On Saturday, organizers will host the third annual Christian’s CornStand Jam from noon to 11 p.m. at the RiversEdge amphitheater in Hamilton’s Marcum Park.

The free event features five bands, and there will be food trucks, drinks, activities for kids, raffles and a silent auction.

The bands will be North 2nd Crew; Miss Jacque; The Inturns; Bunch James & the All Night Drivers; and Frech & Co.

Proceeds go to mental health awareness organizations and scholarships to local high schools. If the expected 2,000-3,000 people attend, “we will be the largest mental-health awareness event in Butler County,” said Christian Unger’s father, Jim. He estimates last year’s event attracted 1,500 people though the day.

Christian Unger started selling sweet corn from Burwinkel Farms in Ross at age 12 from a stand near the Flub’s Dariette each summer until his death.

“He loved doing it,” said Jim Unger, who lived in Ross Twp. at the time, but now lives in Hamilton. “It was a really good summer gig for him.”

Christian Unger played football and was a good wrestler at Ross High School, where he graduated in 2009. But many people knew him as “the kid who sold the corn,” who would put up his big yellow-and-burgundy sign that said “Ross Ohio Sweet Corn.”

“He had the most loving heart,” his father said about his kind son.

When Christian was 18, his father noticed he was acting differently and took him to the hospital, where he was admitted for about a week and diagnosed with schizophrenia.

“That’s when our world flipped upside-down,” Jim Unger said.

The family chose to share his diagnosis with family and friends, rather than hide the illness. A decade later, 18 days before his suicide, he bought a gun from a gun shop without his family’s knowledge.

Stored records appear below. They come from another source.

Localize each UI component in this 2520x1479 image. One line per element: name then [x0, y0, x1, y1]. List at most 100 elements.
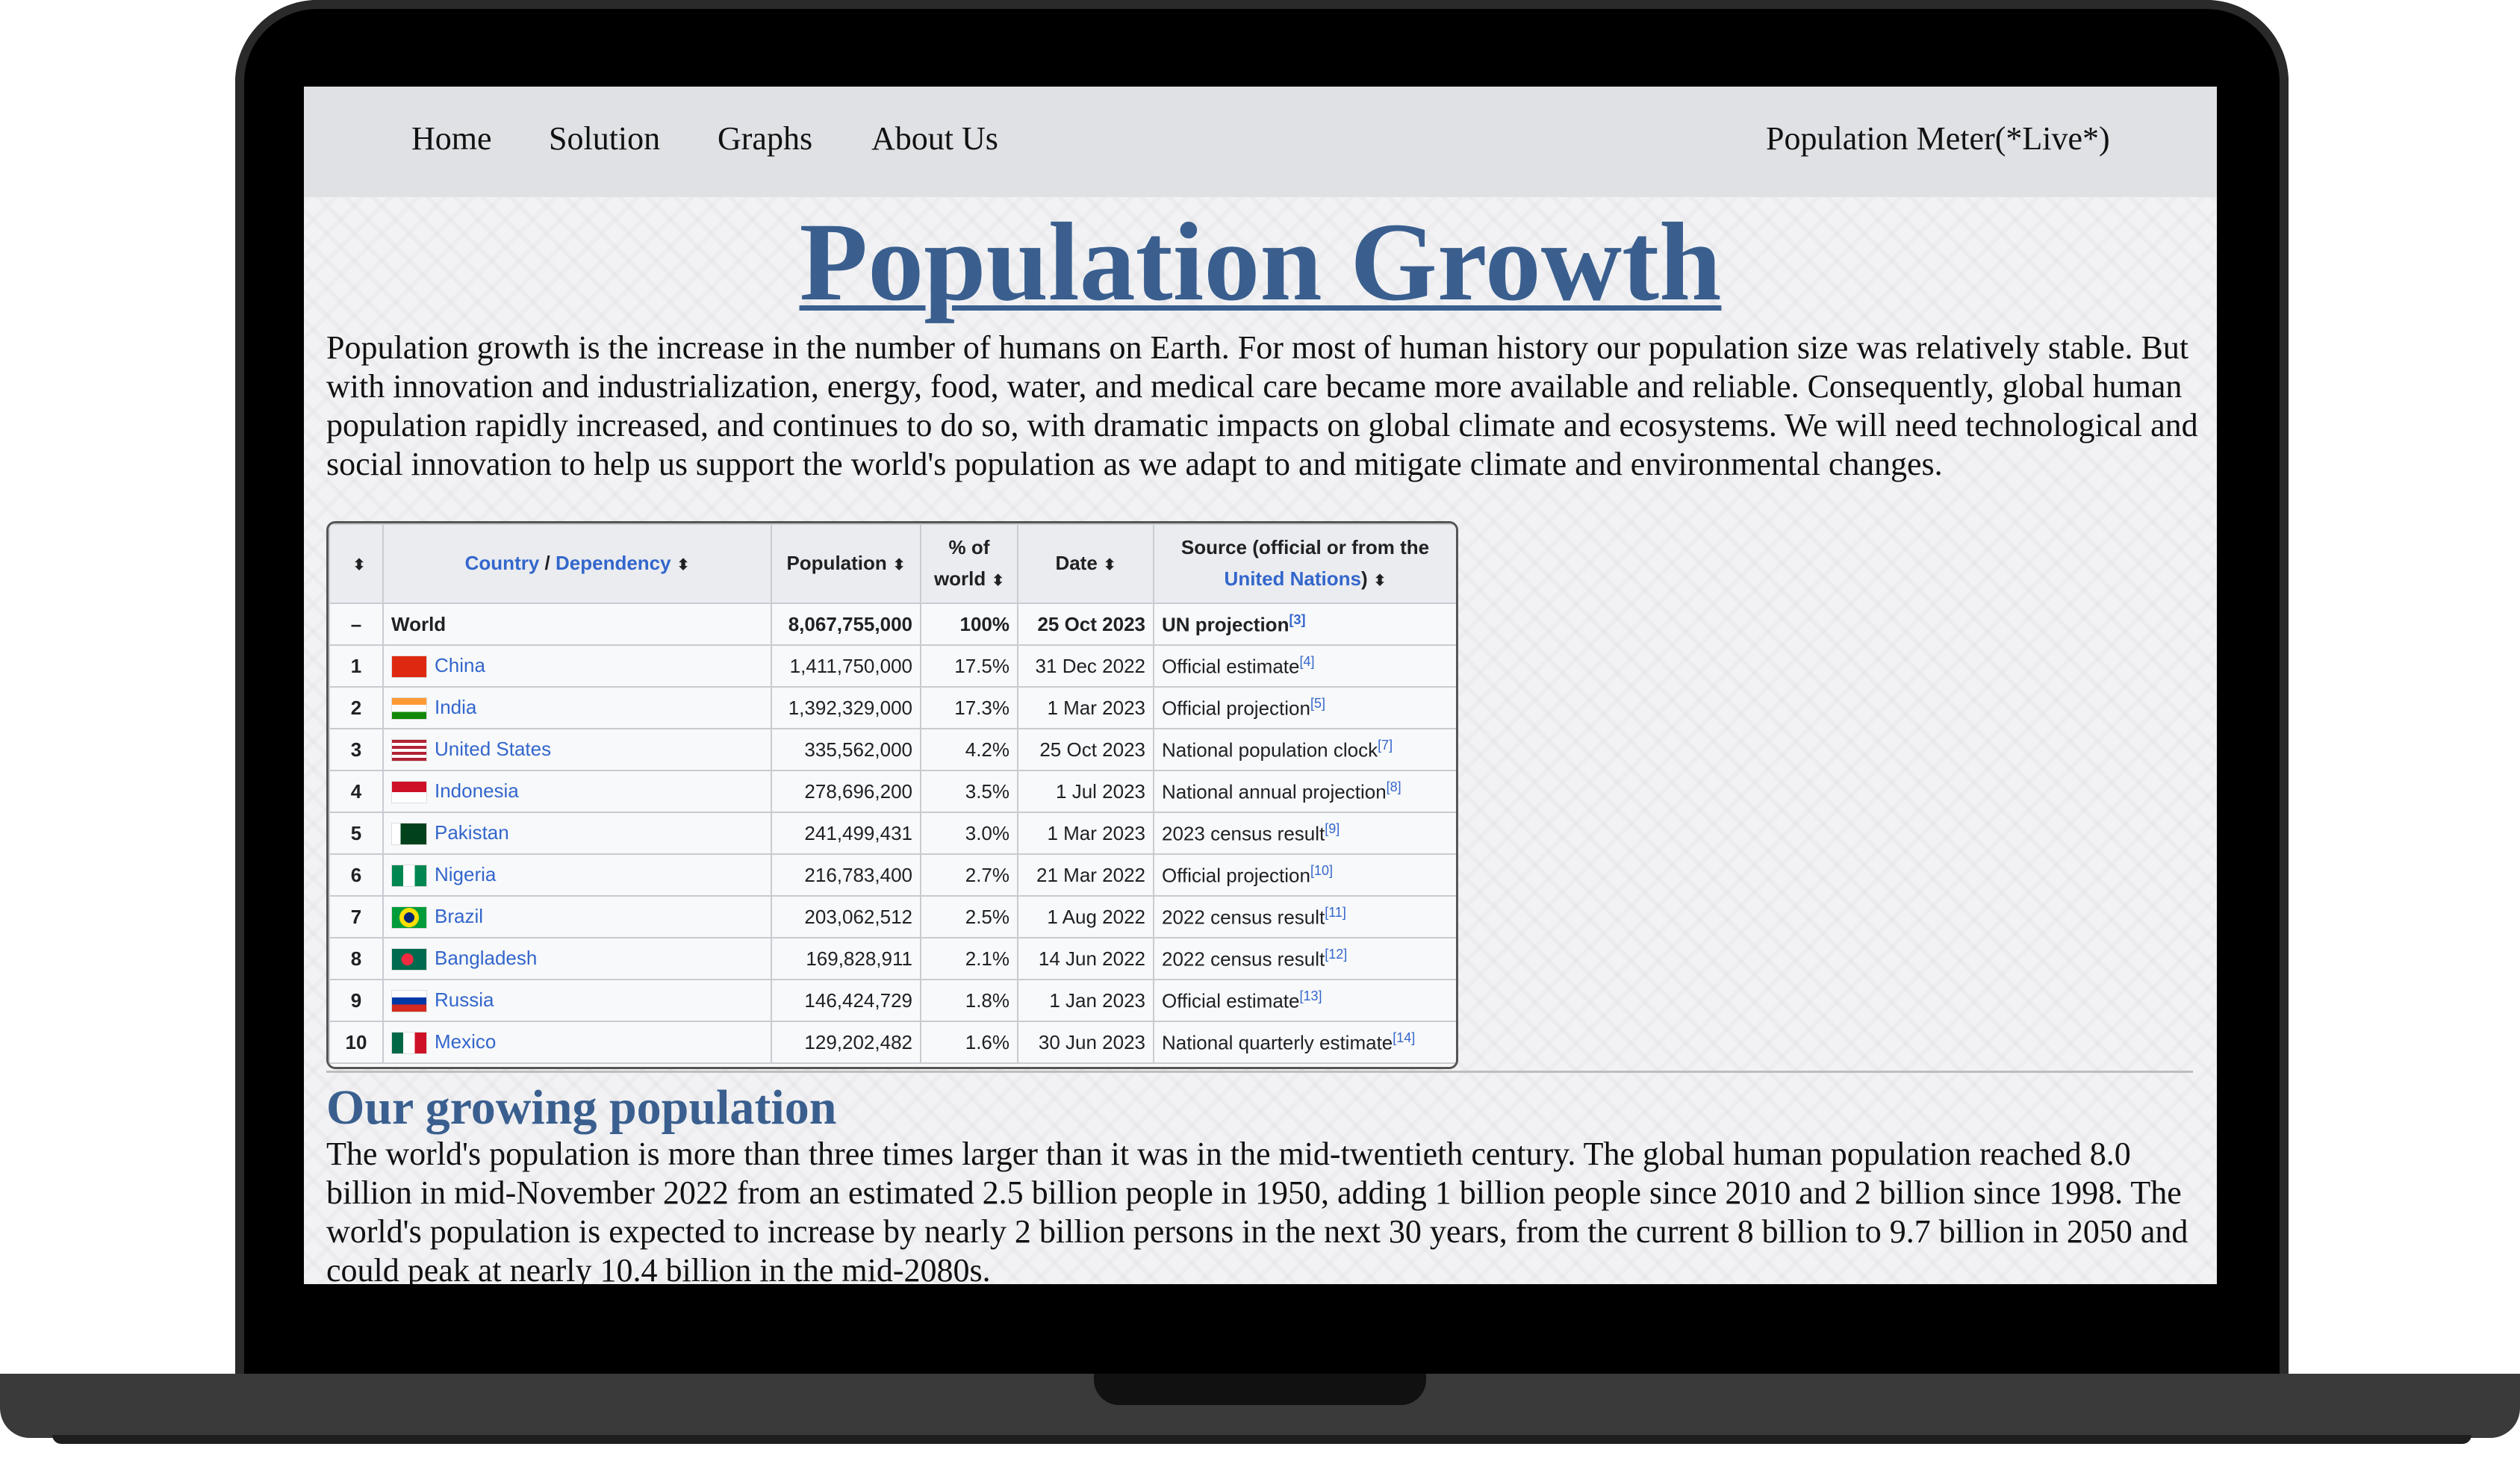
header-date[interactable]: Date ⬍	[1017, 523, 1154, 604]
country-link[interactable]: Country	[464, 551, 540, 574]
reference-link[interactable]: [4]	[1299, 653, 1315, 669]
population-cell: 335,562,000	[771, 728, 921, 771]
country-cell: United States	[382, 728, 772, 771]
population-cell: 241,499,431	[771, 812, 921, 855]
source-cell: 2023 census result[9]	[1153, 812, 1456, 855]
source-cell: Official projection[10]	[1153, 853, 1456, 897]
date-cell: 1 Mar 2023	[1017, 686, 1154, 729]
reference-link[interactable]: [5]	[1310, 695, 1325, 711]
country-cell: World	[382, 603, 772, 646]
dependency-link[interactable]: Dependency	[555, 551, 671, 574]
percent-cell: 3.0%	[920, 812, 1018, 855]
russia-flag-icon	[391, 990, 427, 1013]
country-link[interactable]: Bangladesh	[435, 946, 538, 969]
percent-cell: 3.5%	[920, 770, 1018, 813]
top-navbar: Home Solution Graphs About Us Population…	[304, 87, 2217, 197]
brazil-flag-icon	[391, 906, 427, 930]
rank-cell: 7	[329, 895, 384, 938]
table-header-row: ⬍ Country / Dependency ⬍ Population ⬍ % of…	[329, 523, 1456, 604]
percent-cell: 2.5%	[920, 895, 1018, 938]
percent-cell: 4.2%	[920, 728, 1018, 771]
table-row: 1 China 1,411,750,000 17.5% 31 Dec 2022 Offic…	[329, 644, 1456, 688]
header-source[interactable]: Source (official or from the United Nati…	[1153, 523, 1456, 604]
country-link[interactable]: Brazil	[435, 904, 484, 927]
sort-icon: ⬍	[992, 572, 1005, 589]
china-flag-icon	[391, 656, 427, 679]
population-cell: 203,062,512	[771, 895, 921, 938]
rank-cell: 2	[329, 686, 384, 729]
bangladesh-flag-icon	[391, 948, 427, 971]
reference-link[interactable]: [10]	[1310, 862, 1333, 878]
table-row: 4 Indonesia 278,696,200 3.5% 1 Jul 2023 Natio…	[329, 770, 1456, 813]
reference-link[interactable]: [13]	[1299, 988, 1322, 1003]
pakistan-flag-icon	[391, 823, 427, 846]
country-link[interactable]: United States	[435, 737, 552, 760]
source-cell: National quarterly estimate[14]	[1153, 1021, 1456, 1064]
united-nations-link[interactable]: United Nations	[1224, 567, 1361, 590]
country-link[interactable]: Indonesia	[435, 779, 519, 802]
mexico-flag-icon	[391, 1032, 427, 1055]
country-link[interactable]: Nigeria	[435, 862, 497, 885]
nav-graphs-link[interactable]: Graphs	[718, 120, 813, 157]
date-cell: 30 Jun 2023	[1017, 1021, 1154, 1064]
table-row: 3 United States 335,562,000 4.2% 25 Oct 2023…	[329, 728, 1456, 771]
reference-link[interactable]: [14]	[1393, 1030, 1416, 1045]
header-population[interactable]: Population ⬍	[771, 523, 921, 604]
section-heading: Our growing population	[326, 1080, 837, 1135]
page-title: Population Growth	[799, 200, 1722, 324]
reference-link[interactable]: [7]	[1378, 737, 1393, 753]
nav-about-link[interactable]: About Us	[871, 120, 998, 157]
country-link[interactable]: Russia	[435, 988, 494, 1011]
rank-cell: 3	[329, 728, 384, 771]
nav-population-meter-link[interactable]: Population Meter(*Live*)	[1766, 120, 2110, 157]
usa-flag-icon	[391, 739, 427, 762]
nav-solution-link[interactable]: Solution	[549, 120, 661, 157]
header-percent[interactable]: % of world ⬍	[920, 523, 1018, 604]
percent-cell: 2.1%	[920, 937, 1018, 980]
browser-screen: Home Solution Graphs About Us Population…	[304, 87, 2217, 1284]
nav-home-link[interactable]: Home	[411, 120, 492, 157]
date-cell: 1 Mar 2023	[1017, 812, 1154, 855]
reference-link[interactable]: [9]	[1325, 821, 1340, 836]
reference-link[interactable]: [3]	[1289, 611, 1306, 627]
reference-link[interactable]: [8]	[1386, 779, 1401, 794]
rank-cell: 5	[329, 812, 384, 855]
rank-cell: 1	[329, 644, 384, 688]
population-table: ⬍ Country / Dependency ⬍ Population ⬍ % of…	[326, 521, 1458, 1069]
source-cell: Official projection[5]	[1153, 686, 1456, 729]
table-row: 9 Russia 146,424,729 1.8% 1 Jan 2023 Official…	[329, 979, 1456, 1022]
source-cell: National population clock[7]	[1153, 728, 1456, 771]
source-cell: UN projection[3]	[1153, 603, 1456, 646]
india-flag-icon	[391, 697, 427, 720]
rank-cell: 9	[329, 979, 384, 1022]
header-rank[interactable]: ⬍	[329, 523, 384, 604]
country-cell: Mexico	[382, 1021, 772, 1064]
date-cell: 1 Jul 2023	[1017, 770, 1154, 813]
reference-link[interactable]: [11]	[1325, 904, 1346, 920]
country-link[interactable]: Mexico	[435, 1030, 497, 1053]
source-cell: 2022 census result[11]	[1153, 895, 1456, 938]
source-cell: Official estimate[4]	[1153, 644, 1456, 688]
sort-icon: ⬍	[1373, 572, 1387, 589]
date-cell: 25 Oct 2023	[1017, 603, 1154, 646]
laptop-notch	[1094, 1374, 1426, 1405]
percent-cell: 17.5%	[920, 644, 1018, 688]
date-cell: 21 Mar 2022	[1017, 853, 1154, 897]
rank-cell: –	[329, 603, 384, 646]
country-link[interactable]: Pakistan	[435, 821, 509, 844]
population-cell: 1,392,329,000	[771, 686, 921, 729]
nigeria-flag-icon	[391, 865, 427, 888]
table-row-world: – World 8,067,755,000 100% 25 Oct 2023 U…	[329, 603, 1456, 646]
country-cell: Russia	[382, 979, 772, 1022]
population-cell: 8,067,755,000	[771, 603, 921, 646]
reference-link[interactable]: [12]	[1325, 946, 1348, 962]
table-row: 7 Brazil 203,062,512 2.5% 1 Aug 2022 2022 cen…	[329, 895, 1456, 938]
header-country[interactable]: Country / Dependency ⬍	[382, 523, 772, 604]
country-link[interactable]: China	[435, 653, 485, 676]
country-cell: Nigeria	[382, 853, 772, 897]
indonesia-flag-icon	[391, 781, 427, 804]
date-cell: 14 Jun 2022	[1017, 937, 1154, 980]
country-link[interactable]: India	[435, 695, 477, 718]
laptop-base-shadow	[52, 1435, 2471, 1444]
percent-cell: 17.3%	[920, 686, 1018, 729]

At the place on a form that asked about mental illness, “of course, he put ‘no,’ because he wanted the gun,” Jim Unger said.

“I just want people to come and lift up the people that are struggling,” Unger said about Saturday’s event. “That’s what I want most.”

“It’s always nice when people are supporting each other,” Kristen Smith of the Butler County Suicide Prevention Coalition said about the Unger family’s friends stepping forward.

There will be help for struggling people and their families. Among several organizations that will have tables at the event is NAMI (the National Alliance on Mental Illness). Organizations will provide information about mental illness and suicide prevention.

Unger especially thanked the event’s executive producer, Monique “Mo” Runzer.

Jim Unger asks people to “just come out and support everyone who’s suffering with mental illness, and let’s support our loved ones who need our help and support.”